The study also found that pensions work the best when employers and employees contribute together to share the burden
- Pension saving should be compulsory.
If putting money aside is optional, savers are side tracked by lifestyle and family events. They tend to buy a bigger car, go on more expensive holidays and splash the cash on fripperies that give no return.
The technical term is inertia, but what financial advisers really mean is retirement savers only earn their money once and have the choice of spending, saving or a mixture of the two. Given the choice, most would spend now and worry about retirement when they get there.
- Look at real returns, not relative ones
Pension funds need to run at least 3% above inflation to give a decent return, said Lesley-Ann Morgan, the firm’s head of global strategic solutions.

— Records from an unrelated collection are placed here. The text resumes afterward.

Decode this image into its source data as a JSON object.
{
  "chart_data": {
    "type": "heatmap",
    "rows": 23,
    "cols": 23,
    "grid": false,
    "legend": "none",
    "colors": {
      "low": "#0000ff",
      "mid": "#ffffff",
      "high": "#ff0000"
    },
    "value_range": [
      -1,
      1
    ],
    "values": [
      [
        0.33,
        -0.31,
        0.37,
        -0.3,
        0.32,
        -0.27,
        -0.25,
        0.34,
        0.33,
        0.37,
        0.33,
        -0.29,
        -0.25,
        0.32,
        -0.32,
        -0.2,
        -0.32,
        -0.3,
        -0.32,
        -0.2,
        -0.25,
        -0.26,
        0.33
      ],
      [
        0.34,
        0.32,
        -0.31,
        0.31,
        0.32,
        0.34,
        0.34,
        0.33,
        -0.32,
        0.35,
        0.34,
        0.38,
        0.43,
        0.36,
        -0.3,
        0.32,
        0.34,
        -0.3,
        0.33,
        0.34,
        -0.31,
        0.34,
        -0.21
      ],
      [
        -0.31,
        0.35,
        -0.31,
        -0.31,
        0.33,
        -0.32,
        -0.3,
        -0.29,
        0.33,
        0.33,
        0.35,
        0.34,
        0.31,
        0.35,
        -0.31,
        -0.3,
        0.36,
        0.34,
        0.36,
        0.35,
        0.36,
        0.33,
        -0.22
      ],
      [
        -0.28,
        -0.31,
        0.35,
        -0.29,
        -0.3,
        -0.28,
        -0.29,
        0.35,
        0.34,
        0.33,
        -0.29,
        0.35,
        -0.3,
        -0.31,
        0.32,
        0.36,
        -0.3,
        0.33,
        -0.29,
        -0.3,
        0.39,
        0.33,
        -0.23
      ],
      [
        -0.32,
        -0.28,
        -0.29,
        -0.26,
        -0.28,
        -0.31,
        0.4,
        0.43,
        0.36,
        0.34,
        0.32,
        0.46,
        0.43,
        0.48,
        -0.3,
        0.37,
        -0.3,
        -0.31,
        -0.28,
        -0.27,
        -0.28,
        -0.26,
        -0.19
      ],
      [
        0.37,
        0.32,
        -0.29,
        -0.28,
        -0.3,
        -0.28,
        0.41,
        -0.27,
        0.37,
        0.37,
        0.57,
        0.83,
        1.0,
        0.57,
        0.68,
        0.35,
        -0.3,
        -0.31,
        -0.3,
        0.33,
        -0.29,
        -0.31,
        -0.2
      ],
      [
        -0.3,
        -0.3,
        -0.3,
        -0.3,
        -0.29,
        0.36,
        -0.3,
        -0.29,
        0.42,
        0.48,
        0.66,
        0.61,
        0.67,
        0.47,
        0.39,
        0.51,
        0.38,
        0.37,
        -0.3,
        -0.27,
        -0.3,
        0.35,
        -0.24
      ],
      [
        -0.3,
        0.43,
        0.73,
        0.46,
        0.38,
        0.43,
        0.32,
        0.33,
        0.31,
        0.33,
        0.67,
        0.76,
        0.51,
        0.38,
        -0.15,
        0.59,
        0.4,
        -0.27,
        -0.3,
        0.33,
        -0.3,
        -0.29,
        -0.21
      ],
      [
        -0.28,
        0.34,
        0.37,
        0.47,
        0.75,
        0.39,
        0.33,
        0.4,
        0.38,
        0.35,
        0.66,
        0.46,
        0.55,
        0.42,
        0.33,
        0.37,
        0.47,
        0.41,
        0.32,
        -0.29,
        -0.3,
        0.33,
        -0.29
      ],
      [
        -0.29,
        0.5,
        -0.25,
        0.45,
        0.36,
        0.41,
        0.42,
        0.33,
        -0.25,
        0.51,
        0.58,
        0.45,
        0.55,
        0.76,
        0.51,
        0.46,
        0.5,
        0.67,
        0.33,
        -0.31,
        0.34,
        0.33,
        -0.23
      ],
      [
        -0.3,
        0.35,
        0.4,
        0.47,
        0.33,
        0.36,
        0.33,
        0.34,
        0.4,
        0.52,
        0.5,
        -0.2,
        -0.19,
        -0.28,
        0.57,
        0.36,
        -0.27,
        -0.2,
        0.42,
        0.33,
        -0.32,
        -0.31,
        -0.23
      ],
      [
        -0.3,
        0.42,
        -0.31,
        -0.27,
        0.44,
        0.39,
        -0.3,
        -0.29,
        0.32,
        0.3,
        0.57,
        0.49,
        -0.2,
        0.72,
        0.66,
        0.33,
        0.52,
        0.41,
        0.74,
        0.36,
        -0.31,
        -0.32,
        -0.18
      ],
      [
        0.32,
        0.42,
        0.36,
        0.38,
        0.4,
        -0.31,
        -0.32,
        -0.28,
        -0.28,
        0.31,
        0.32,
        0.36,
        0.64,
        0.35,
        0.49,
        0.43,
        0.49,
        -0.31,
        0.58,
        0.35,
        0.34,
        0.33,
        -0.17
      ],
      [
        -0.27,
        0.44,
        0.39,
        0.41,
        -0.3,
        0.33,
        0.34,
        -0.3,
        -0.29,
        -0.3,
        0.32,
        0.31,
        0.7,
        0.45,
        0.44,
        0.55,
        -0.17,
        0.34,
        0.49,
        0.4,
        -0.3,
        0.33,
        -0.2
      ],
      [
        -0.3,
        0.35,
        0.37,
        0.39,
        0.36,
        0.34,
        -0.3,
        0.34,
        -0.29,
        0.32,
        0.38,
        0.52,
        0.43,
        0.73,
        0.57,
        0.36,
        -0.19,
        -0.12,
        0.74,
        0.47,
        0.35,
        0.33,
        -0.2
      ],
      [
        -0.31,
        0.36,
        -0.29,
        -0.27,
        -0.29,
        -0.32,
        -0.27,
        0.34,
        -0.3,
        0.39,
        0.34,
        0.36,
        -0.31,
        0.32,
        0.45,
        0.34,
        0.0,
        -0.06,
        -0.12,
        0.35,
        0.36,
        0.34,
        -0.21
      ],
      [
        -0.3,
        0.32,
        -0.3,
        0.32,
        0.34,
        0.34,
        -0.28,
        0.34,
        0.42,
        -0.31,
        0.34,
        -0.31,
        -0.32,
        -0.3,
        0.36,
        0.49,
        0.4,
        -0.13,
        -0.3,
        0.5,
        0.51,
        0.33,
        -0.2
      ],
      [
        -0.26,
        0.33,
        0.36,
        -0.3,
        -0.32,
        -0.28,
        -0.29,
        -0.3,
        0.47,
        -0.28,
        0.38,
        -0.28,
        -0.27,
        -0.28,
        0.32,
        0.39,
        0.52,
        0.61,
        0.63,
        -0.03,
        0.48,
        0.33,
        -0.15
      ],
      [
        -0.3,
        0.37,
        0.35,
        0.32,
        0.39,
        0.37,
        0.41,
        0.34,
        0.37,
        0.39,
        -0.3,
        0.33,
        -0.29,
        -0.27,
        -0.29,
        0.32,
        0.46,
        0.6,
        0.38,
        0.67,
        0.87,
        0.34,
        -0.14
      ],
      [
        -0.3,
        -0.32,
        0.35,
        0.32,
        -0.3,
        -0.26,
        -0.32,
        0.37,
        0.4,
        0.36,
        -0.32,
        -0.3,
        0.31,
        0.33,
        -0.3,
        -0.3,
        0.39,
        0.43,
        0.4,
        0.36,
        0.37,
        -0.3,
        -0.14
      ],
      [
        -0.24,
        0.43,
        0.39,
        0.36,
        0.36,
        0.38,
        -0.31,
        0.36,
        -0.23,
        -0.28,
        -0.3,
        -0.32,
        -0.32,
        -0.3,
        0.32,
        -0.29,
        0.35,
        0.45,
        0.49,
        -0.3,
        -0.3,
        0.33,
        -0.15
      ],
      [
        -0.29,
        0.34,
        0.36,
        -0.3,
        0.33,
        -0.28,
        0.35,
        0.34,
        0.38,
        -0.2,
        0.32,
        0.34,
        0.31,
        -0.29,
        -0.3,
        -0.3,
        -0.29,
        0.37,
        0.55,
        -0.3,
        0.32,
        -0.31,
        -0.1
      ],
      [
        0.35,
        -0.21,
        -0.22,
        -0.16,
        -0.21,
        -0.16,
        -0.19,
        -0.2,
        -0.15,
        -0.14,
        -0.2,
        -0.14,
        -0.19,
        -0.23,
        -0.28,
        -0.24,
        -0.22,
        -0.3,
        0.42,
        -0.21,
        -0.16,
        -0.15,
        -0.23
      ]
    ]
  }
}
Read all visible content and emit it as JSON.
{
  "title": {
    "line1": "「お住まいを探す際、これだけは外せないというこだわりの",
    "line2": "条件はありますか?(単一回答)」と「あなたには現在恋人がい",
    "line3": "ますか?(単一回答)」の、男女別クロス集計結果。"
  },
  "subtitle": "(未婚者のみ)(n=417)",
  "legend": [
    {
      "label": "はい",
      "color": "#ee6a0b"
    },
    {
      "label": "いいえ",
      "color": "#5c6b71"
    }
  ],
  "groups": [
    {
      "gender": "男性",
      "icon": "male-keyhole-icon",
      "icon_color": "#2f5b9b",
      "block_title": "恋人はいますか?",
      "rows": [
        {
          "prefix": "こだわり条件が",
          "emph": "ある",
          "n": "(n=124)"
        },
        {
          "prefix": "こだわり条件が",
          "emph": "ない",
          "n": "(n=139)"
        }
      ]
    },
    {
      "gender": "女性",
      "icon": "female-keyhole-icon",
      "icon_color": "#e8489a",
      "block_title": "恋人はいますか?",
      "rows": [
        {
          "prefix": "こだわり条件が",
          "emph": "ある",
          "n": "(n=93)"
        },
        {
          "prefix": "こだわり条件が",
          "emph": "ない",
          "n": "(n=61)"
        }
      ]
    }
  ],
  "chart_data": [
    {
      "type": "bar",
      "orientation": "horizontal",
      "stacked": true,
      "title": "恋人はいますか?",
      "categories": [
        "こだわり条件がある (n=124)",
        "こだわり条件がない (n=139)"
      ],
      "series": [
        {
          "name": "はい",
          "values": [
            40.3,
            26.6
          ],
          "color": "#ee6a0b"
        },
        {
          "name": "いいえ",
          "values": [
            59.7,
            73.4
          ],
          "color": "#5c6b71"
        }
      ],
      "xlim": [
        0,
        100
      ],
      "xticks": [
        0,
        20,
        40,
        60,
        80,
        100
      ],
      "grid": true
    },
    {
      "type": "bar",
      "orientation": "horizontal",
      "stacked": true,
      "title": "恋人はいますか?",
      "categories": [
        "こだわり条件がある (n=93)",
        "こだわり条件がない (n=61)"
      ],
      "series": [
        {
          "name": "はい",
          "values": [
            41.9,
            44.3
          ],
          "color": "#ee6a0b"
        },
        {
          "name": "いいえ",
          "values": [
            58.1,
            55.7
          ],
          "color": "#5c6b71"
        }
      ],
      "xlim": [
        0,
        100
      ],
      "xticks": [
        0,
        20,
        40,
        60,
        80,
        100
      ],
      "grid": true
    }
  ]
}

“In the end you cannot eat relative returns,” she said. “Only actual returns count and erring on the wrong side of caution can leave a big hole in someone’s retirement savings.”
Complications and options
The paper aims to give companies and employees a starting point to consider the level of funding and investment objectives of defined contribution pensions, but the same rules apply to personal pensions.
The company looked at schemes across the US, Canada, Europe and Australia.
One focus point was the compulsory Australian superannuation plan, where the government is considering raising the level of contributions from 12% because they are considered inadequate for funding in retirement.
“The list of pension complications and options is endless,” said Morgan. “But many of the solutions are out there and are related to underfunding. People just have to accept they have to save more throughout their working life and cannot leave their retirement to chance.”